此策略允许从另一个 Neo4j 实例接收 CDC 事件,这些事件由配置了 变更数据捕获策略 的源连接器实例或已弃用的 Neo4j Streams 插件生成。

变更数据捕获事件需要由相同对应版本的源连接器生成,且必须使用支持模式 (schema) 的值转换器进行配置。

提供两种子策略

  • Schema(模式)策略根据源数据库中定义的约束(节点键、关系键和/或属性唯一性+存在性)来合并节点和关系。

  • Source ID(源 ID)策略根据 CDC 事件的 elementIdid 字段(Neo4j 内部实体标识符)来合并节点和关系。

Schema 子策略

Schema 策略使用变更事件中声明的约束来合并节点和关系,从而保留源模式结构。

配置此策略需要声明用于读取变更事件的主题列表。

"neo4j.cdc.schema.topics": "<COMMA_SEPARATED_LIST_OF_TOPICS>"

示例

假设您按下述方式配置接收器 (Sink) 连接器订阅的主题;

"topics": "topic.1,topic.2"

您需要通过提供要消费变更事件的主题列表,来声明您希望使用 cdc.schema 策略。

"neo4j.cdc.schema.topics": "topic.1,topic.2"

随后,每个变更事件都将被投影为图实体。

考虑此节点创建事件

{
  "id": "A3Qc5ZIZ_Eo5v5xsONVo8KUAAAAAAAAADAAAAAAAAAAA",
  "seq": 0,
  "txId": 12,
  "metadata": {
    "authenticatedUser": "neo4j",
    "captureMode": "FULL",
    "connectionClient": "192.168.65.1:46246",
    "connectionServer": "172.17.0.2:7687",
    "connectionType": "bolt",
    "databaseName": "neo4j",
    "executingUser": "neo4j",
    "serverId": "7528cb82",
    "txCommitTime": "2024-03-03T20:51:56.769Z",
    "txMetadata": {
      "app": "cypher-shell_v5.6.0",
      "type": "user-direct"
    },
    "txStartTime": "2024-03-03T20:51:56.714Z"
  },
  "event": {
    "elementId": "4:741ce592-19fc-4a39-bf9c-6c38d568f0a5:0",
    "eventType": "n",
    "operation": "c",
    "keys": {
      "Person": [
        {
          "first_name": "John",
          "last_name": "Doe"
        }
      ]
    },
    "labels": [
      "Person"
    ],
    "state": {
      "before": null,
      "after": {
        "labels": [
          "Person"
        ],
        "properties": {
          "email": "john.doe@example.com",
          "first_name": "John",
          "last_name": "Doe"
        }
      }
    }
  }
}
{
  "meta": {
    "timestamp": 1532597182604,
    "username": "neo4j",
    "tx_id": 3,
    "tx_event_id": 0,
    "tx_events_count": 2,
    "operation": "created",
    "source": {
      "hostname": "neo4j.example.com"
    }
  },
  "payload": {
    "id": "1004",
    "type": "node",
    "after": {
      "labels": [
        "Person"
      ],
      "properties": {
        "email": "john.doe@example.com",
        "last_name": "Doe",
        "first_name": "John"
      }
    }
  },
  "schema": {
    "properties": {
      "last_name": "String",
      "email": "String",
      "first_name": "String"
    },
    "constraints": [
      {
        "label": "Person",
        "properties": [
          "first_name",
          "last_name"
        ],
        "type": "UNIQUE"
      }
    ]
  }
}

关系的持久化如下所示,Sink 连接器使用 keysschema 字段来插入/更新节点,而无需额外的属性或标签。

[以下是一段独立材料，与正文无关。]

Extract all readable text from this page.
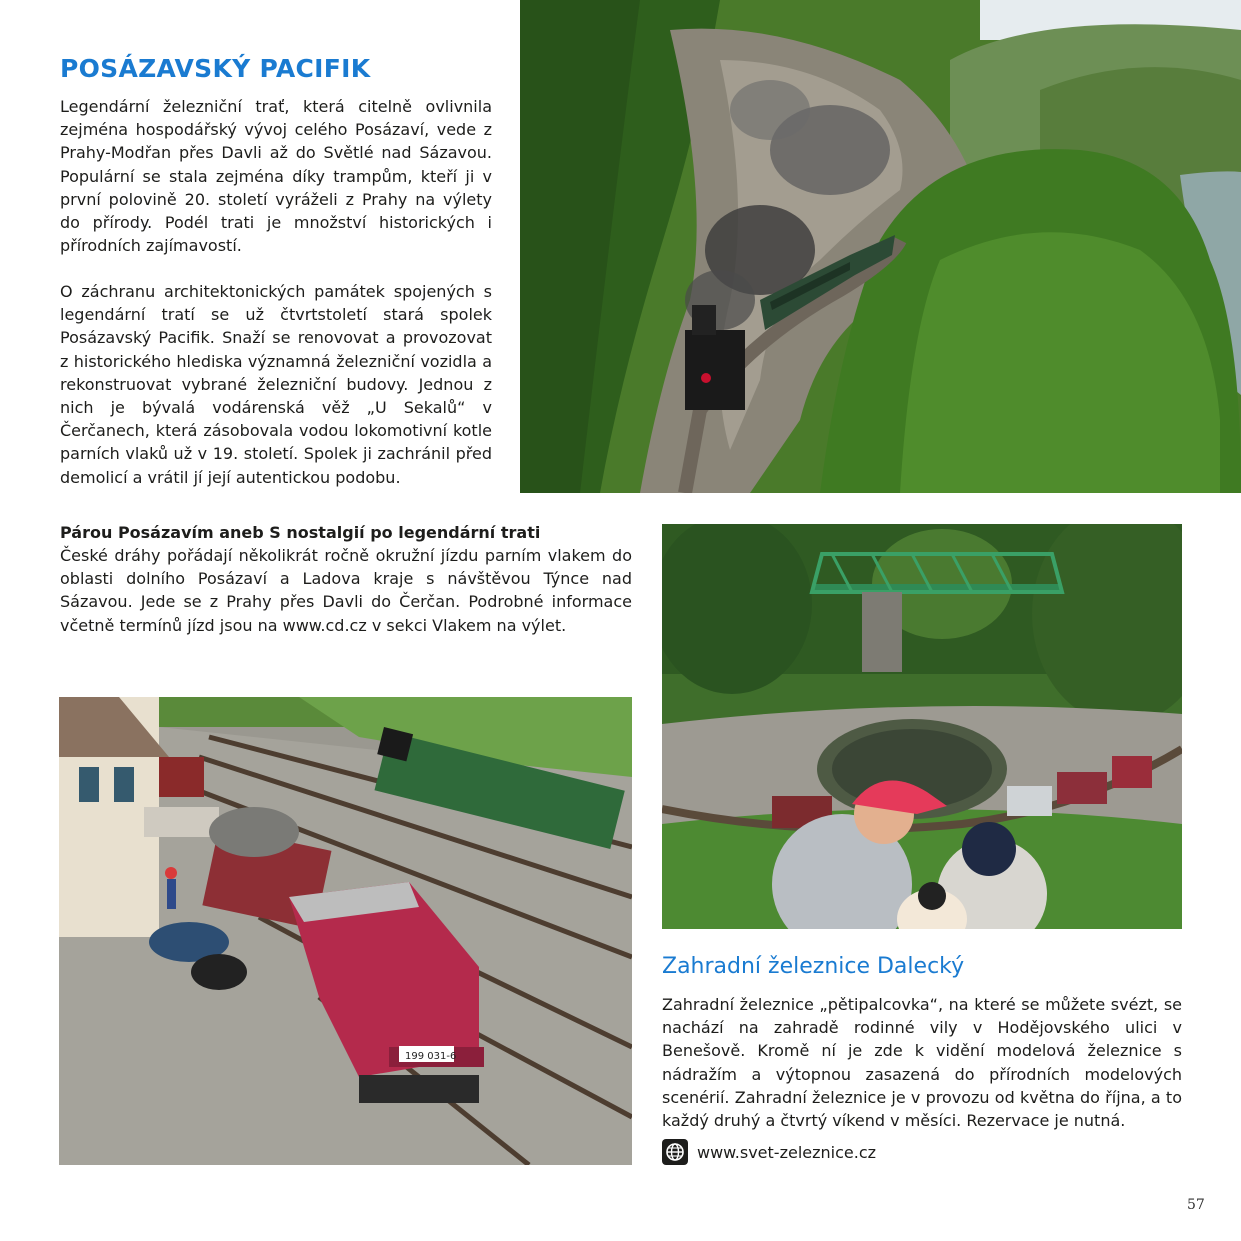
POSÁZAVSKÝ PACIFIK

Legendární železniční trať, která citelně ovlivnila zejména hospodářský vývoj celého Posázaví, vede z Prahy-Modřan přes Davli až do Světlé nad Sázavou. Populární se stala zejména díky trampům, kteří ji v první polovině 20. století vyráželi z Prahy na výlety do přírody. Podél trati je množství historických i přírodních zajímavostí.

O záchranu architektonických památek spojených s legendární tratí se už čtvrtstoletí stará spolek Posázavský Pacifik. Snaží se renovovat a provozovat z historického hlediska významná železniční vozidla a rekonstruovat vybrané železniční budovy. Jednou z nich je bývalá vodárenská věž „U Sekalů“ v Čerčanech, která zásobovala vodou lokomotivní kotle parních vlaků už v 19. století. Spolek ji zachránil před demolicí a vrátil jí její autentickou podobu.

Párou Posázavím aneb S nostalgií po legendární trati

České dráhy pořádají několikrát ročně okružní jízdu parním vlakem do oblasti dolního Posázaví a Ladova kraje s návštěvou Týnce nad Sázavou. Jede se z Prahy přes Davli do Čerčan. Podrobné informace včetně termínů jízd jsou na www.cd.cz v sekci Vlakem na výlet.

199 031-6
Zahradní železnice Dalecký

Zahradní železnice „pětipalcovka“, na které se můžete svézt, se nachází na zahradě rodinné vily v Hodějovského ulici v Benešově. Kromě ní je zde k vidění modelová železnice s nádražím a výtopnou zasazená do přírodních modelových scenérií. Zahradní železnice je v provozu od května do října, a to každý druhý a čtvrtý víkend v měsíci. Rezervace je nutná.

www.svet-zeleznice.cz
57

(:Person {first_name: "John", last_name: "Doe", email: "john.doe@example.com"}
(:Person {first_name: "John", last_name: "Doe", email: "john.doe@example.com"})

考虑此关系创建事件

{
  "id": "A3Qc5ZIZ_Eo5v5xsONVo8KUAAAAAAAAAFAAAAAAAAAAA",
  "txId": 20,
  "seq": 0,
  "metadata": {
    "authenticatedUser": "neo4j",
    "captureMode": "FULL",
    "connectionClient": "192.168.65.1:46246",
    "connectionServer": "172.17.0.2:7687",
    "connectionType": "bolt",
    "databaseName": "neo4j",
    "executingUser": "neo4j",
    "serverId": "7528cb82",
    "txCommitTime": "2024-03-03T21:34:02.965Z",
    "txMetadata": {
      "app": "cypher-shell_v5.6.0",
      "type": "user-direct"
    },
    "txStartTime": "2024-03-03T21:34:02.867Z"
  },
  "event": {
    "elementId": "5:741ce592-19fc-4a39-bf9c-6c38d568f0a5:0",
    "type": "KNOWS",
    "eventType": "r",
    "operation": "c",
    "start": {
      "elementId": "4:741ce592-19fc-4a39-bf9c-6c38d568f0a5:0",
      "keys": {
        "Person": [
          {
            "first_name": "John",
            "last_name": "Doe"
          }
        ]
      },
      "labels": [
        "Person"
      ]
    },
    "end": {
      "elementId": "4:741ce592-19fc-4a39-bf9c-6c38d568f0a5:1",
      "keys": {
        "Person": [
          {
            "first_name": "Mary",
            "last_name": "Doe"
          }
        ]
      },
      "labels": [
        "Person"
      ]
    },
    "keys": [],
    "state": {
      "before": null,
      "after": {
        "properties": {
          "since": "2012-01-01"
        }
      }
    }
  }
}
{
  "meta": {
    "timestamp": 1532597182604,
    "username": "neo4j",
    "tx_id": 3,
    "tx_event_id": 0,
    "tx_events_count": 2,
    "operation": "created",
    "source": {
      "hostname": "neo4j.example.com"
    }
  },
  "payload": {
    "id": "123",
    "type": "relationship",
    "label": "KNOWS",
    "start": {
      "labels": [
        "Person"
      ],
      "id": "123",
      "ids": {
        "last_name": "Doe",
        "first_name": "John"
      }
    },
    "end": {
      "labels": [
        "Person"
      ],
      "id": "456",
      "ids": {
        "last_name": "Doe",
        "first_name": "Mary"
      }
    },
    "after": {
      "properties": {
        "since": "2012-01-01"
      }
    }
  },
  "schema": {
    "properties": {
      "since": "LocalDateTime"
    },
    "constraints": [
      {
        "label": "KNOWS",
        "properties": [
          "since"
        ],
        "type": "RELATIONSHIP_PROPERTY_EXISTS"
      }
    ]
  }
}

关系的持久化如下所示,Sink 连接器使用变更事件中起始和结束节点的 keys 字段来创建或更新关系,同样无需额外的属性或标签。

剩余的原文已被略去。